Se tudo isso é verdade, quem e por que não se aprova a reforma política na Câmara dos Deputados? Por que o Brasil continua com 18 partidos no Parlamento e 30 registrados na justiça eleitoral? Por que continuamos com um sistema que estimula o Caixa 2 , aumenta o papel do poder econômico, enfraquece os partidos, deslegitima e afasta os parlamentares dos eleitores e custa caro?
A resposta é simples: porque a maioria dos parlamentares não quer legislar contra seus interesses, contra um sistema que os reelege e permite que continuem controlando o Parlamento, impedindo os governos de constituir maiorias e de ter governabilidade e os obrigando a negociações a cada votação, a concessões de cargos, verbas, obras e poder para parlamentares e grupos que controlam legendas e votos no Congresso.
A única saída parecia ser apelar para a sociedade, para os cidadãos eleitores, para um plebiscito, já que hoje a maioria, segundo pesquisas, exige uma reforma política e está disposta a aceitar as mudanças propostas, inclusive o voto em lista, o financiamento público e a fidelidade partidária. Essa consulta direta pode ser feita nas eleições gerais em 2010 e a reforma aprovada ser implantada já para as eleições municipais de 2012 e para as de 2014.
Mas mesmo essa saída depende da aprovação do plebiscito no Parlamento. Então a melhor solução é pressionar os deputados e partidos a fazer já a reforma política. Mas pressionar quem, quais partidos e quais lideranças? É fácil: basta, por exemplo, estudar quem votou contra ou a favor do voto em lista, sistema sem o qual é impossível financiar com recursos públicos as eleições. Assim saberemos porque não se aprova a reforma e quais partidos estão a favor ou contra o principal da reforma, mesmo que haja divergências na cláusula de barreira ou no fim das coligações proporcionais.
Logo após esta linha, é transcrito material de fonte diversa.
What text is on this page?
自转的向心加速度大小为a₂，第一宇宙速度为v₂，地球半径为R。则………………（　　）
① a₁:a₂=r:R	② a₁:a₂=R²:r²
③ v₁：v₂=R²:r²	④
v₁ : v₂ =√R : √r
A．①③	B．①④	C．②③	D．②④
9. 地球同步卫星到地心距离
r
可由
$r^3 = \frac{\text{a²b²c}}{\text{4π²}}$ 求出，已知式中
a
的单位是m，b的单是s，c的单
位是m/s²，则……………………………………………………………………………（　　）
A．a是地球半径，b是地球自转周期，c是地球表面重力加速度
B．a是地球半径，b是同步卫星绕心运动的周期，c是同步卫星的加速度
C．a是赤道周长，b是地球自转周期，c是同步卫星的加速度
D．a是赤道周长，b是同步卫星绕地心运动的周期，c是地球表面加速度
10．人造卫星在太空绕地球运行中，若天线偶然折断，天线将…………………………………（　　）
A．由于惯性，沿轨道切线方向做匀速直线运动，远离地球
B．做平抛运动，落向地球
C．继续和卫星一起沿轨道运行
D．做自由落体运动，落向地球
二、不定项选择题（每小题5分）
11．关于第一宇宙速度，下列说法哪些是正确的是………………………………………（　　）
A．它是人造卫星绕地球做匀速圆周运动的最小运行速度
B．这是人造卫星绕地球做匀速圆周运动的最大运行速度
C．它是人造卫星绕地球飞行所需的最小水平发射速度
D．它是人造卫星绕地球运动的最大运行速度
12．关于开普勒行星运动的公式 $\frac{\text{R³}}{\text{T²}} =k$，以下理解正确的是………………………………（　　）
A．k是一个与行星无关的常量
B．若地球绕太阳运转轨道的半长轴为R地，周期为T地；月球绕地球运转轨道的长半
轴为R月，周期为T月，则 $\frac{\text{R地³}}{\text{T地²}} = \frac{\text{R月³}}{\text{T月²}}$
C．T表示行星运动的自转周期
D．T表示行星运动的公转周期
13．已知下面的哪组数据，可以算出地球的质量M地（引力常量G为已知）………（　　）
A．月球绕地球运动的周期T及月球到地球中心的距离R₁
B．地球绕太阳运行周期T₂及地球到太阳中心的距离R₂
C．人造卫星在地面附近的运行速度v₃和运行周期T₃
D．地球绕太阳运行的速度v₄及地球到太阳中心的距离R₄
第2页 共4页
Três partidos, PT, DEM e PC do B, votaram majoritariamente e encaminharam pelo voto sim; sete orientaram o voto não, PDT(todos seus 22 parlamentares foram contra) à frente, PSDB cujos votos (42 contra e só 8 a favor) foram decisivos para a derrota; o PMDB, como sempre dividiu-se (33 a favor e 42 contra); PSB (18 contra, 4 a favor); e os três partidos que mais se beneficiam do atual sistema votaram totalmente contra, PP, PR e PTB, junto com o PV (todos votos contra), tendo o PPS também se dividido.
Assim, se queremos fazer a reforma política precisamos de um acordo do PT-DEM-PC do B com o PSDB-PMDB. Como esses partidos detém quase 90% dos votos da Câmara são eles os responsáveis pela realização ou não da reforma. Dificilmente os outros partidos mudarão de posição, sendo que três PP-PTB-PR mais o PDT são as maiores opositores da reforma. O cidadão eleitor já sabe quem deve pressionar: o PSDB – que a bem da verdade defende o indefensável para o Brasil, o voto distrital majoritário – e o PMDB, para que o país tenha um sistema eleitoral que supere as mazelas do atual e para que evitemos uma derrocada do Parlamento, sem o qual não existe democracia.
José Dirceu é ex-ministro-chefe da Casa Civil da Presidência da República.